Garoa. Eis, esboçado na névoa redesenha-se molhado no ar, a cicatriz marginal à boca, riso de permanente troça, nas dobras da roupa curvos volumes tensos. Segundos mais, olhar insistente aceno de notas reais, e então perto demais hálito chicletes mascara o podre dos restos de carne comida apressada no jantar, indisfarçável na gentileza forçada do cochicho íntimo, bafo quente do corpo molhado em suor diluído em fragrâncias florais forçado desodor, perto demais latejam pulso e têmporas e o calor do corpo perto do corpo demais a vontade de abandonar à morte a própria morte tarde demais. O assassino, afinal.
Fauno fica aqui. Último olhar.
Amanhã, depois o mais tardar, os jornais. Agora é atar sem dó uma vida desgraçada à gana irritável que ele tem de matar. Puxar conversa, excitar o punhal:
Miro, seu nome?
Muito próprio um Fauno de fino olhar constante sobre as Ninfas não se sabe quem caça quem caçador na decadente floresta do amor. Você não saber do que estou falando, confirma o que estou falando; você por certo vive aqui uma vida de sucesso de enganos. Brincadeira, sua cicatriz ficou vermelha; é que estou de bom humor, e feliz de conhecer você. Espero que de banho tomado. Desculpe. Não quis referir-me ao seu suor lavado de desodorante.

Obrigado, não fumo, você também não deveria fumar. Falo para seu bem, nenhum vício é bom, não sei porque eu deveria parar de falar. Você é muito novo para morrer, você é muito novo para se jogar nesse tipo de vida, você deveria parar. Não sei porque eu deveria calar-me, falo para seu bem, tenho idade para ser seu pai; claro que eu não disse que sou seu pai, não quero ofender mas jamais teria um filho como você, é brincadeira não leve a mal; cruzes! como você fácil se ofende; já vai fumar de novo! Não acho que eu deveria fechar essa boca, afinal hoje quem paga sou eu, é brincadeira, não me leve a mal. De novo ofendido. É aqui, vamos entrar.
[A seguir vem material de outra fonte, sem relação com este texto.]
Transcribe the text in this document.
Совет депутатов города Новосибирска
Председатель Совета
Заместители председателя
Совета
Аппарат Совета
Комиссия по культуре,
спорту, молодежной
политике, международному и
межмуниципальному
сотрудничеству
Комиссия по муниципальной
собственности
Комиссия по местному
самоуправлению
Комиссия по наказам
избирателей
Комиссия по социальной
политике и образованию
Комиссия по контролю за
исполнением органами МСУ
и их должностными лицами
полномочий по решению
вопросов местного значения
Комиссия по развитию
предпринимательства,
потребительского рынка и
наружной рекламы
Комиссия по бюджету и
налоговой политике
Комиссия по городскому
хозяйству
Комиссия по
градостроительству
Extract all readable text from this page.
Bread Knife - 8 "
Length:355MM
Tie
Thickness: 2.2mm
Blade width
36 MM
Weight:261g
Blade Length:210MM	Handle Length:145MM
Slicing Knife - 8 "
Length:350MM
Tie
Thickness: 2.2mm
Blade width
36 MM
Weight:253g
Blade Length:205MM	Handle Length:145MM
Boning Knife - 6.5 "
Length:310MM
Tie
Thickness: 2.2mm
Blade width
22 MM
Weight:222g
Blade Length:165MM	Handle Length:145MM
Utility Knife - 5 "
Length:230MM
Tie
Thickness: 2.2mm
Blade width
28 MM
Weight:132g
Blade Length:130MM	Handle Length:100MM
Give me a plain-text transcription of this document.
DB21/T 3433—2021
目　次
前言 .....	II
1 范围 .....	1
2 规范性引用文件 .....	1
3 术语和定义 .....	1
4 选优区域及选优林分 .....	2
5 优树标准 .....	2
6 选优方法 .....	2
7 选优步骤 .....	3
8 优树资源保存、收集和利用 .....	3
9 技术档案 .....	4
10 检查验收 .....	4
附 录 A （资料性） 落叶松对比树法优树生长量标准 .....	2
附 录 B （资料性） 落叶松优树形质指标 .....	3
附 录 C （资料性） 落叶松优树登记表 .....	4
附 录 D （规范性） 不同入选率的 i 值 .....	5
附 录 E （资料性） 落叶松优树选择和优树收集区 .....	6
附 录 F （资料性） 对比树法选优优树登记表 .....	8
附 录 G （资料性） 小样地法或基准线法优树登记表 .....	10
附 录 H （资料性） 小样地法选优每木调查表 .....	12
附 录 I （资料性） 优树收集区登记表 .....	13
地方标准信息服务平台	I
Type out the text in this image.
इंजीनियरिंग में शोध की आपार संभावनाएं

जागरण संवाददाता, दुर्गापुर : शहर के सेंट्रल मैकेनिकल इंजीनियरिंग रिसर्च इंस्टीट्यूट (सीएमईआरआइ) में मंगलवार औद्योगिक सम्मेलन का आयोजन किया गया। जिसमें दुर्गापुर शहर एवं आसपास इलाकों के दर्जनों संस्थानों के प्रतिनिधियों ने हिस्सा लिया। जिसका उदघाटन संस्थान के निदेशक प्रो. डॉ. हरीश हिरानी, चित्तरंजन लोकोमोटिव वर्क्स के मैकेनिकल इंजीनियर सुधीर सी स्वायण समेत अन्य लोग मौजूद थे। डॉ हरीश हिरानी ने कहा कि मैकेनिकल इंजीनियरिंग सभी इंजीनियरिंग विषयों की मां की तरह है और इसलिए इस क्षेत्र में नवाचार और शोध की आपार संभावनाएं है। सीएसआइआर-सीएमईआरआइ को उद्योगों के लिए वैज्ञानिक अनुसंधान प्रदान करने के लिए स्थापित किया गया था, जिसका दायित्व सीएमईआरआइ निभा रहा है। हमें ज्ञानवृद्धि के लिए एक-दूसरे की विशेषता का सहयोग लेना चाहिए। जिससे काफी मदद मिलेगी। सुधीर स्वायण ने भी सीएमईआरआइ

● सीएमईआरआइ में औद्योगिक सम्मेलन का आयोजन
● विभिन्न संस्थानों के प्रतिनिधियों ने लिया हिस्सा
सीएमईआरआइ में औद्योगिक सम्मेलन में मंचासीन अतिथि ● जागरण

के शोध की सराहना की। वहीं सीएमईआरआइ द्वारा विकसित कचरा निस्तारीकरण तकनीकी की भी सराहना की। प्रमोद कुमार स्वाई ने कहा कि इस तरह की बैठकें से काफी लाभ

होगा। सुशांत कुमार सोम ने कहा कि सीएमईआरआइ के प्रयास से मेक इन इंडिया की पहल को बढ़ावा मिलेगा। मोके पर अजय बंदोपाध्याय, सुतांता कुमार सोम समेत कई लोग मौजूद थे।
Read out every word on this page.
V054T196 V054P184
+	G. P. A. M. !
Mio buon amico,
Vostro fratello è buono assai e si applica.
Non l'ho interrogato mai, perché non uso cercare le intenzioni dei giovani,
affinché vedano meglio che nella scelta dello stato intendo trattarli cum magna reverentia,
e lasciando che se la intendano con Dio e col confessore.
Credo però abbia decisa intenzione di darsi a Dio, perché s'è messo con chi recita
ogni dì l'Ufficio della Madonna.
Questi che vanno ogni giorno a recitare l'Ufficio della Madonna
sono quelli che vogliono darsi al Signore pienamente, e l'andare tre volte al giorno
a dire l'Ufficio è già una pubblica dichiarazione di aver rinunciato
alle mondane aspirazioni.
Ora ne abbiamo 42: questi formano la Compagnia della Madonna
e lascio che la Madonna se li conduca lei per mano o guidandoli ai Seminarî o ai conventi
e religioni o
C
Na entrada chapeleira com guarda-chuva semi-aberto em latão niquelado. Paredes em veludo camurça verde musgo, folhas de nervuras expostas galhos sinuosos de calibres vários percorrem a parede em geométrica floresta com borboletas gigantes de asas e antenas recurvas em metal douradas. Grande espelho de moldura clássica reflete o gosto espalhado pela sala. Arcas baús oratórios cômodas envelhecidas em cores ocre e verde desbotado. Anjos em gesso prata. Penas de pavão em vasos. Negro escravo de libré esmaltados olhos de espanto brancos.

Você por certo nunca viu tanto luxo. Apague o cigarro!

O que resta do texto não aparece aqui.